Soirée à économie d'énergie

« Pour cette ultime tournée […], la compagnie n'a pas choisi la facilité […]. » C'est une manière de le dire. Ou bien : n'a pas choisi les pièces les plus enthousiasmantes de Trisha Brown.


Solo Olos

Quatre danseurs déroulent et rembobinent en canon un même enchaînement sous les indications d'un cinquième larron, qui a rapidement rejoint la première rangée des fauteuils. Je me demande si l'exercice est réel ou pré-chorégraphié pour éviter tout carambolage ; ma voisine de derrière tranche : « J'en ai vu un hésiter. » Pourquoi pas.


Son of Gone Fishin'

La danse faite inertie. Les danseurs, nombreux, entrent, sortent, reviennent et perpétuent un mouvement d'une fluidité extrême. Ils ne sont que rarement à l'unisson, mais jamais vraiment non plus en pagaille : chacun poursuit le mouvement qu'il a initié et, lorsque deux trajectoires se rapprochent, les gestes s'harmonisent pour mieux se défaire quelques instants plus tard. (On dirait les gouttes d'eau sur les vitres des trains, qui avancent en parallèle jusqu'à se faire phagocyter par un spermatozoïde déboulant à grande vitesse, aussitôt disparu.) Pour ne rien vous cacher, j'ai du mal à garder les yeux ouverts.


Rogues

Les dernières notes d'harmonica(-like) font naître l'image qui résume le mieux ce duo : les deux hommes sont des virevoltants – si, si, vous savez, ces boules végétales qu'on voit rouler dans les westerns... en plein désert.


Present tense

Du monde sur scène, à nouveau, mais cette fois-ci, il y a du contact, avec des portés-manipulations prenants, des costumes colorés et... de la lumière, enfin. Parce qu'autrement, entre recyclage de phrases chorégraphiques, conservation du mouvement et pénombre omniprésente, c'était plutôt une soirée à économie d'énergie.

 

30 octobre 2015

Point d'orgue

L'orgue, un instrument noble et leste qui invite à la componction ? Si c'est aussi l'image que vous vous en faites, je vous invite à écouter l'improvisation dans laquelle Thierry Escaich s'est lancé mercredi pour inaugurer l'orgue de la Philharmonie. C'est avant tout une affaire de tuyauterie et, quand on entend les boyaux de Dieu gargouiller, la majesté divine en prend un coup. Du coup, exit la colère divine, place à : un concert de bouilloires dans une navette spatiale, avec locomotive et corne de brume comme artistes invités ; un enterrement sous-marin de petite sirène retrouvée pendue à une branche de corail ; Batman sous les voûtes d'une église ; la silhouette distante des Ménines, démultipliée, dévalant et grimpant les escaliers non-euclidiens d'un jeu vidéo, et de gros ordinateurs IBM des années 1970 en pleine dispute philosophique (ou bien en train de parier au PMU, allez savoir)(à moins que ce ne soient des parties simultanées de tic-tac-toe, d'échec et de bataille navale).
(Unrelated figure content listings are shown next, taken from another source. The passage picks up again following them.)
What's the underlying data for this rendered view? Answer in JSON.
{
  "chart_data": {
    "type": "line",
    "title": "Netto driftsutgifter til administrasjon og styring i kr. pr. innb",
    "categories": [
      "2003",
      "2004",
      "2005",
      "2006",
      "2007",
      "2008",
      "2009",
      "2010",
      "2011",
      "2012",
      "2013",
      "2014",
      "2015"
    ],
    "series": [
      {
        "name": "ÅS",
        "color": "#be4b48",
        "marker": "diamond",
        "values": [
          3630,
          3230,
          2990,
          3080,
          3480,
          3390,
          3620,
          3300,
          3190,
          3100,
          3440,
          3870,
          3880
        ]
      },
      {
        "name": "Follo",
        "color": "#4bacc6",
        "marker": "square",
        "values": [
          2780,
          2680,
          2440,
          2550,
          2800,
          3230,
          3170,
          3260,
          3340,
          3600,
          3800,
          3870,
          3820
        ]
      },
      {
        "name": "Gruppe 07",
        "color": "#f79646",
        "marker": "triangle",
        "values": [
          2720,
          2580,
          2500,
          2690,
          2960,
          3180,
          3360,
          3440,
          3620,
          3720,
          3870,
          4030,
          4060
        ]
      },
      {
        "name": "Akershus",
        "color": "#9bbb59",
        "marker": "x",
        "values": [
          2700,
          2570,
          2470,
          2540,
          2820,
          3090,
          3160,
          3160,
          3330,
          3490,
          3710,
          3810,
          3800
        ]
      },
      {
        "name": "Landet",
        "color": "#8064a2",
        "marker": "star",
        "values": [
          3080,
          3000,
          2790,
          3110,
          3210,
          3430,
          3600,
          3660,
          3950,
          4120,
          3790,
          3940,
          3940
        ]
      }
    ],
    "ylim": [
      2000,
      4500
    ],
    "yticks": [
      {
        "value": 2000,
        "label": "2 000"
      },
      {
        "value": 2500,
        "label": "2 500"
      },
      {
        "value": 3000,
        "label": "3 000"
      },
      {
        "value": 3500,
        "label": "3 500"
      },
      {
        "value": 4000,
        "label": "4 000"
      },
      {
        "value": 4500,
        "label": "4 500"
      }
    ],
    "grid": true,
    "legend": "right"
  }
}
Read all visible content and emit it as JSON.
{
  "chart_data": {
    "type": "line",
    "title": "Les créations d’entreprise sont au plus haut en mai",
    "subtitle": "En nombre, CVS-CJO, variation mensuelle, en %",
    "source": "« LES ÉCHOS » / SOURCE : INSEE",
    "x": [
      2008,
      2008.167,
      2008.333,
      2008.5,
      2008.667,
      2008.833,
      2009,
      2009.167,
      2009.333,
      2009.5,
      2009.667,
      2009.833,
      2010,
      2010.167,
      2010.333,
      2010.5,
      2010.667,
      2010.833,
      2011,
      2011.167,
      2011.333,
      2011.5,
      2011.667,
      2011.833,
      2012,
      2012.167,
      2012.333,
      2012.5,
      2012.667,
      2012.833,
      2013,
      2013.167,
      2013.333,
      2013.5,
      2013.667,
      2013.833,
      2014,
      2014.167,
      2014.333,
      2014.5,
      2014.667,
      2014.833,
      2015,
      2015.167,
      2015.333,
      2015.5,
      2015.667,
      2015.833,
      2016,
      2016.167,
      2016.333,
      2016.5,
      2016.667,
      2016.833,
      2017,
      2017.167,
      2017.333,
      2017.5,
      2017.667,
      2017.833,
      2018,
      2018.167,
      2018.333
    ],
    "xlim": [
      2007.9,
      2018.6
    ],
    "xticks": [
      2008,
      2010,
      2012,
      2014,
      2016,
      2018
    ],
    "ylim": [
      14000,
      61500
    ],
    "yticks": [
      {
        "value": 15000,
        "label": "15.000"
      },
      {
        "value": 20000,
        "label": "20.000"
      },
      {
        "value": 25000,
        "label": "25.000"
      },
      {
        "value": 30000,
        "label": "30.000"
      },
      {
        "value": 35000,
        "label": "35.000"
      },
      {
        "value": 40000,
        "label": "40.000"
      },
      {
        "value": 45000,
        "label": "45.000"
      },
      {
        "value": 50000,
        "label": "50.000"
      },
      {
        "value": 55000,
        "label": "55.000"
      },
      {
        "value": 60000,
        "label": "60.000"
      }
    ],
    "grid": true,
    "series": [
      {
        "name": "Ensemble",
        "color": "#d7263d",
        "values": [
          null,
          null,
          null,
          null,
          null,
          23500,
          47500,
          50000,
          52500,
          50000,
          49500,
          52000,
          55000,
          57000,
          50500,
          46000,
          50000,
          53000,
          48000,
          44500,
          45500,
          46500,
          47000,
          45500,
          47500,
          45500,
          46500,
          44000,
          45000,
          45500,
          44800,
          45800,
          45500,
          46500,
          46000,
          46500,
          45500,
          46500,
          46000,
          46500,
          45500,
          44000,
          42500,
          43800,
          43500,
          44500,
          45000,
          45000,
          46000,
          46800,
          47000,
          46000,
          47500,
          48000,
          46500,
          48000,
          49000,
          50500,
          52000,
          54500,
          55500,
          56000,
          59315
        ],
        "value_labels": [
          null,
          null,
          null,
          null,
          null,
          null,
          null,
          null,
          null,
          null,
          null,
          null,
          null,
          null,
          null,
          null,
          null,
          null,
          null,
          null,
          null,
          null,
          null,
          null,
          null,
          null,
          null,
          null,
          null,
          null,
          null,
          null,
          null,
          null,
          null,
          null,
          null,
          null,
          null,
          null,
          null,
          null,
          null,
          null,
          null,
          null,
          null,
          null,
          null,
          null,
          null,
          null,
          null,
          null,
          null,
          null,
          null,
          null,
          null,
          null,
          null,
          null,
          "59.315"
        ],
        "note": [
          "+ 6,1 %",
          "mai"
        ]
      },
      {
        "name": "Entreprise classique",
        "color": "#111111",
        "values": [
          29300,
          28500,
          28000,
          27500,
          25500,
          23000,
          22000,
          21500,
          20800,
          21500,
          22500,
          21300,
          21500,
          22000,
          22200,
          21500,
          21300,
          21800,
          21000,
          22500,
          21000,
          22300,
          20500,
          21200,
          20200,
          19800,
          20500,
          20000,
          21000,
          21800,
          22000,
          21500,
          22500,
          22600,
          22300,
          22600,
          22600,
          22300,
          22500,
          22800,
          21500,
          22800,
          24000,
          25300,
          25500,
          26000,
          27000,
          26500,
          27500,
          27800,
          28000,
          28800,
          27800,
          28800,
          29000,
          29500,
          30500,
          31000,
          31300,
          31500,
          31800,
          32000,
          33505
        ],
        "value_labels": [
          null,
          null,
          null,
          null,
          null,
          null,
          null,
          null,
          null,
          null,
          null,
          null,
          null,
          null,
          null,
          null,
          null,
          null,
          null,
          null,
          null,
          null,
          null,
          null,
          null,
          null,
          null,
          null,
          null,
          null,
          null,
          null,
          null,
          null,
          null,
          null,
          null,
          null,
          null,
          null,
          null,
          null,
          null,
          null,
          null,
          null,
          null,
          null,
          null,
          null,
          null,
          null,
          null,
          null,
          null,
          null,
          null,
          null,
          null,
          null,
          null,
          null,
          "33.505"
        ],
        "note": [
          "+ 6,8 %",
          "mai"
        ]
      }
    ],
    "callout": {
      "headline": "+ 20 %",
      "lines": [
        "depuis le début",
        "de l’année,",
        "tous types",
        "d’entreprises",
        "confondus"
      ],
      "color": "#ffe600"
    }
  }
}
L'orchestre entre et décide de plutôt jouer à Où est Tamestit ? Sans sans pull ni bonnet rayé rouge et blanc, c'est vachement plus dur qu'avec Charlie. Du coup, Paavo Järvi s'apprête à commencer le concerto pour alto de Jörg Widmann sans altiste solo, quand un choc sourd retentit, suivi d'un bruit de fermeture éclair. On va pouvoir commencer, oui ou non ? Le choc sourd se fait de nouveau entendre et, alors que je me dis que, quand même, c'est un peu fort de café, Antoine Tamestit surgit de derrière les deux harpes. C'était donc lui qui… (coup d’œil au programme)… oui, oui, c'est lui qui fait des percussions sur un Stradivarius ! J'ai à peine le temps de m'en remettre qu'il joue du banjo avec - pizzicati mon œil.  Il n'arrête pas de bouger, circule entre les différents pupitres, figurés et littéraux, ilots de musiciens et suppôts de partition. Les sons surgissent d'un peu partout - puis soudain de nulle part. Dans le doute, certains comment à applaudir - ceux qui, comme moi, ont perdu Charlie-Tamestit de vue et n'ont rien vu. A force de jouer à la guitare électrique, ce qui devait arriver arriva : une corde cassa. Le concerto, à peu près aussi concertant que concordant les temps de ce paragraphe, s'interrompt, le chef attend, les mains se portent au menton, le public gronde de murmures : où est Tamestit ? Au bout de quelques instants, il revient, échange quelques mots, de dos, avec le chef et va se placer, tout le monde prêt à reprendre comme si de rien n'était. Sur le signe du chef, la mesure de reprise se répand comme la bonne nouvelle, là, là, on y est... mais l'altiste fait signe de rembobiner : nouveau conciliabule de sourds-muets. Les pages des partitions se tournent de droite à gauche et enfin, au grand dépit soulagement de tous, le concerto reprend et se déroule sans encombre (sinon sans ennui) jusqu'à la fin. Aux saluts, le compositeur serre dans ses bras le soliste, le chef et le violon solo avec une vigueur que l'on réserverait à des compagnons d'arme. Mais à la guerre comme à la guerre ; si Antoine Tamestit ne lui a pas sauvé la vie, il lui a peut-être sauvé la mise, déclenchant des applaudissements qui n'auraient peut-être pas été aussi nourris si le concert s'était déroulé sans anicroche. Le moins que l'on puisse dire, c'est que cela fut laborieux.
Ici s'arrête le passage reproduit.